Writing to publishers before
Lolita
, Véra compared Nabokov with Tolstoy and Proust. After
Lolita’s
publication, she objected to any comparison, describing Nabokov as “a completely individual writer.… If you want to compare, please compare the present work to his other publications … recommend his books as just that: his books.”
597
As Nabokov’s fame grew, so did Véra’s responsibilities: she was handling a flood of correspondence, telephone queries, and contracts. She wrote Filippa Rolf, Nabokov’s Swedish female fan and poet:

I have to carry on the whole business side—not only the enormous correspondence with publishers and agent (we only have one agent, in Paris, and I handle most of the other rights myself), but also investments, banks, planning future moves, etc. etc. And since I have had very little experience in
business matters before, everything is far from smooth. But my husband has neither experience nor time for all this, so there is no choice for me but try to do my best, on a general “hit-and-miss” basis.
598

In September 1959, the couple journeyed to launch
Lolita
in Europe. Having come to America as refugees, they were returning as guests of honor: in two decades, Nabokov had become an American writer and a celebrity. There was a display of his editions on the ship, and Véra was confronted with the question of where her husband had met the
real
Lolita. She still anticipated such questions in 1981, when Martin Amis visited her in Switzerland: “These
questions
you will ask.

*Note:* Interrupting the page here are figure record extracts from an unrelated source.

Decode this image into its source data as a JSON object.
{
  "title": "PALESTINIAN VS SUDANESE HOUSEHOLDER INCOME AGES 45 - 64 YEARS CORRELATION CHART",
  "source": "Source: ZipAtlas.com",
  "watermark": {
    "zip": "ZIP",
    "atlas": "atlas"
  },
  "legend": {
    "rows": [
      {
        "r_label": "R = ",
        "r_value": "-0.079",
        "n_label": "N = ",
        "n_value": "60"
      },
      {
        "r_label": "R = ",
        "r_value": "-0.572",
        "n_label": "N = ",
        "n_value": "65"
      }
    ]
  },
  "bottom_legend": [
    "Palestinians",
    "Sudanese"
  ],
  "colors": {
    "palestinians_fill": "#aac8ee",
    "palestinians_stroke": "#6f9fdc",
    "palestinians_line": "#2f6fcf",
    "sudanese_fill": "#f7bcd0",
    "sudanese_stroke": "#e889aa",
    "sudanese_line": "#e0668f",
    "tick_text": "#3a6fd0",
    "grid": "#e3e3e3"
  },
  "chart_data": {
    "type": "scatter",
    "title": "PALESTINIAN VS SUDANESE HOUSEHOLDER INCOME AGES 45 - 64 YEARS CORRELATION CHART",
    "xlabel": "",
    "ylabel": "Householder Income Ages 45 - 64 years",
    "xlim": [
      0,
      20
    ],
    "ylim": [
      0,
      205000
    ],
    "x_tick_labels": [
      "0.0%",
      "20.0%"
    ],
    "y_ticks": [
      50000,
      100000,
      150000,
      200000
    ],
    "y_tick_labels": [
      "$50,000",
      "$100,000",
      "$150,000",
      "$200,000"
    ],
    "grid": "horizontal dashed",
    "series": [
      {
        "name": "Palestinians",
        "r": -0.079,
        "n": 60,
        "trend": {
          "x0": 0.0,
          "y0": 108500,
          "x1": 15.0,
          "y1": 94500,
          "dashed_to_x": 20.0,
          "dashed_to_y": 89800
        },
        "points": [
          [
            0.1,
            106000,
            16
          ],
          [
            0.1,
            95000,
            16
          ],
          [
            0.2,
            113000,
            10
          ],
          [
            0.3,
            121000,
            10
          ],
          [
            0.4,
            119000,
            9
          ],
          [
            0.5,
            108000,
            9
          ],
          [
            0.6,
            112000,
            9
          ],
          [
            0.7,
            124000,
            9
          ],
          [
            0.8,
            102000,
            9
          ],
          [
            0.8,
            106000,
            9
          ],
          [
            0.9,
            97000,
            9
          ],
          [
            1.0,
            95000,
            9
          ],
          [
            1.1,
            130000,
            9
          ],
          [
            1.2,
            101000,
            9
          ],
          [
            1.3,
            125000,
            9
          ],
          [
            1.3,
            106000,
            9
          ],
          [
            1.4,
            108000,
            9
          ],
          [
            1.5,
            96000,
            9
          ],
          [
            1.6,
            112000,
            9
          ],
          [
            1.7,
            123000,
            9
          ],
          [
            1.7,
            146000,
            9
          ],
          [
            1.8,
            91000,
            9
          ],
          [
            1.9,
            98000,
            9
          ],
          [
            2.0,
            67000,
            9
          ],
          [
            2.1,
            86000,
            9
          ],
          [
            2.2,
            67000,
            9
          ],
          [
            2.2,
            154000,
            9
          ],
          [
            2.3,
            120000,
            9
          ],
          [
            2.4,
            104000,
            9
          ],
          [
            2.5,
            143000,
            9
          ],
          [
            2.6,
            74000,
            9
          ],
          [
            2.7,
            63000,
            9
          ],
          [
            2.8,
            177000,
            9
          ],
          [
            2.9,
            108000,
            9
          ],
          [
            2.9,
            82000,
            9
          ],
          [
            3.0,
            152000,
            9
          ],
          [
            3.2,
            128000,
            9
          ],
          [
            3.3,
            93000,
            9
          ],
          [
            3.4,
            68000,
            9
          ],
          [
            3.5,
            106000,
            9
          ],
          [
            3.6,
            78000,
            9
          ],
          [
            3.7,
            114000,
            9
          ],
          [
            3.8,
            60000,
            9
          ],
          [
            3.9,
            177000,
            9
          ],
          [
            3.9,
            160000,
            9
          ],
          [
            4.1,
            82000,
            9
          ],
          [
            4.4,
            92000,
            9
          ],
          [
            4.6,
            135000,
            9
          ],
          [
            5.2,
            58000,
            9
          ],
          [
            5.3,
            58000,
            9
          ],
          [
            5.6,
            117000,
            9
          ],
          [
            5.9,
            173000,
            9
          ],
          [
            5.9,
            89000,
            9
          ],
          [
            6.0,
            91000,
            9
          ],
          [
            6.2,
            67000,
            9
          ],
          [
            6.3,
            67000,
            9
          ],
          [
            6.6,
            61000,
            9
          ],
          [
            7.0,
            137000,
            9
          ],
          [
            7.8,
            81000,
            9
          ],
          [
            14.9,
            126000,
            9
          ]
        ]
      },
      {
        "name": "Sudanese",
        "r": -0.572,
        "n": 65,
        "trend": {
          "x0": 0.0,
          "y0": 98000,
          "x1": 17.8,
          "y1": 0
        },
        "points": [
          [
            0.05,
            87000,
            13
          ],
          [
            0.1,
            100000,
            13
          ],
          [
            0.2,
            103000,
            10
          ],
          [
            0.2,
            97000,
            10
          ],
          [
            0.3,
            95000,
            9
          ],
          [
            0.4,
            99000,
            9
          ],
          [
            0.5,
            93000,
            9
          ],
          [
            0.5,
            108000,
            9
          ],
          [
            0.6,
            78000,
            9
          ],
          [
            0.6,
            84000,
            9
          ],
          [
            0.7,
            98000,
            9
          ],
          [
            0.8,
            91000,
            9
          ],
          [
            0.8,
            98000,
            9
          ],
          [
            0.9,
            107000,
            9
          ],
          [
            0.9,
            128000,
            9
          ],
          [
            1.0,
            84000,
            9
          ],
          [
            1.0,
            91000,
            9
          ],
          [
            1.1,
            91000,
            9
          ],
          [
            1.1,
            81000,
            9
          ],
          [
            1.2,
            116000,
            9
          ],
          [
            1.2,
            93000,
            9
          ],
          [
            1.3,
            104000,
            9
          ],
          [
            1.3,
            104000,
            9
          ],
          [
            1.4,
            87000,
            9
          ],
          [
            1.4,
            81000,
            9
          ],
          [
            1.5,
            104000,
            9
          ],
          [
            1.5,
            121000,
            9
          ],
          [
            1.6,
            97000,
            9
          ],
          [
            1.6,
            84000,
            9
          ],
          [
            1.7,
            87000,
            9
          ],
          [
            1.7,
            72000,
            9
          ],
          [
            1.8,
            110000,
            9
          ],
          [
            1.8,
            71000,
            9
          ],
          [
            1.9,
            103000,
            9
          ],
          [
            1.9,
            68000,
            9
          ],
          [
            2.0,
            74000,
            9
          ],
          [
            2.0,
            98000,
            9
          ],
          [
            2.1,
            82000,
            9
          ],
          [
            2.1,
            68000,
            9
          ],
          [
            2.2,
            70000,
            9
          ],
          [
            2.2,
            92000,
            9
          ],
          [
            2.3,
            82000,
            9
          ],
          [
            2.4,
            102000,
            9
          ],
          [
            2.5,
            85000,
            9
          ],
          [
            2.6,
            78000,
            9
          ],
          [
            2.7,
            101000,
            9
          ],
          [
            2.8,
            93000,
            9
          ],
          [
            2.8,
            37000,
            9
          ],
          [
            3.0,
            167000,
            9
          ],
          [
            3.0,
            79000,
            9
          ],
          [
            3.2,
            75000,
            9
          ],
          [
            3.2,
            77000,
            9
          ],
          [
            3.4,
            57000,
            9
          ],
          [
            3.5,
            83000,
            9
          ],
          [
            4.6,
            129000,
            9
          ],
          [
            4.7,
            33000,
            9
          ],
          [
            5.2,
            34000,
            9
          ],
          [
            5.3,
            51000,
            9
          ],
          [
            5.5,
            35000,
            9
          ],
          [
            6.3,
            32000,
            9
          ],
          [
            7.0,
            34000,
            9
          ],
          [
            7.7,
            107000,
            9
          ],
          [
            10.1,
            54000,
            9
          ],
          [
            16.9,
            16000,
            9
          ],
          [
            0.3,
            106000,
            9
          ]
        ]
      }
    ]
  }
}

Where are these
questions
?”
599

During their European tour, the British, French, and Italian editions of
Lolita
were launched. Because of the French ban and threat of prosecution by the British, interest in the novel soared. George Wiedenfeld wrote Nabokov that
Lolita
was the most discussed book in Britain before publication. On November 5, the publication eve, Wiedenfeld and his business partner Nigel Nicholson hosted a party for three hundred guests at the Ritz Hotel in London. While everyone anticipated news from the government, Nabokov alone looked unperturbed: according to a correspondent from
Time
&
Tide
, he seemed not to know “what the party was all about.” Emotions ran high when Nicholson announced that the British government had decided against prosecution. Véra, usually composed, was wiping tears from her eyes.

In France, a newspaper headline read, “Madame Nabokov is 38 Years Older than the Nymphet Lolita.”
600
At fifty-seven, Véra could take this for a compliment. During the French publisher’s reception, reporters separated Véra from Nabokov and discovered that without her he was disoriented. Earlier, he had made a serious blunder by failing to recognize James Harris, producer of the
Lolita
film, who introduced himself as “the man who just bought Lolita.” Nabokov took him for a fan and muttered, “I hope you will enjoy reading it.”
601
In Rome, Véra made the news by telling the press how she had saved
Lolita
from the fire. In his turn, Nabokov asked
the reporter: “Hasn’t this been a pleasant conversation? Isn’t it true that my wife is a marvelous person?”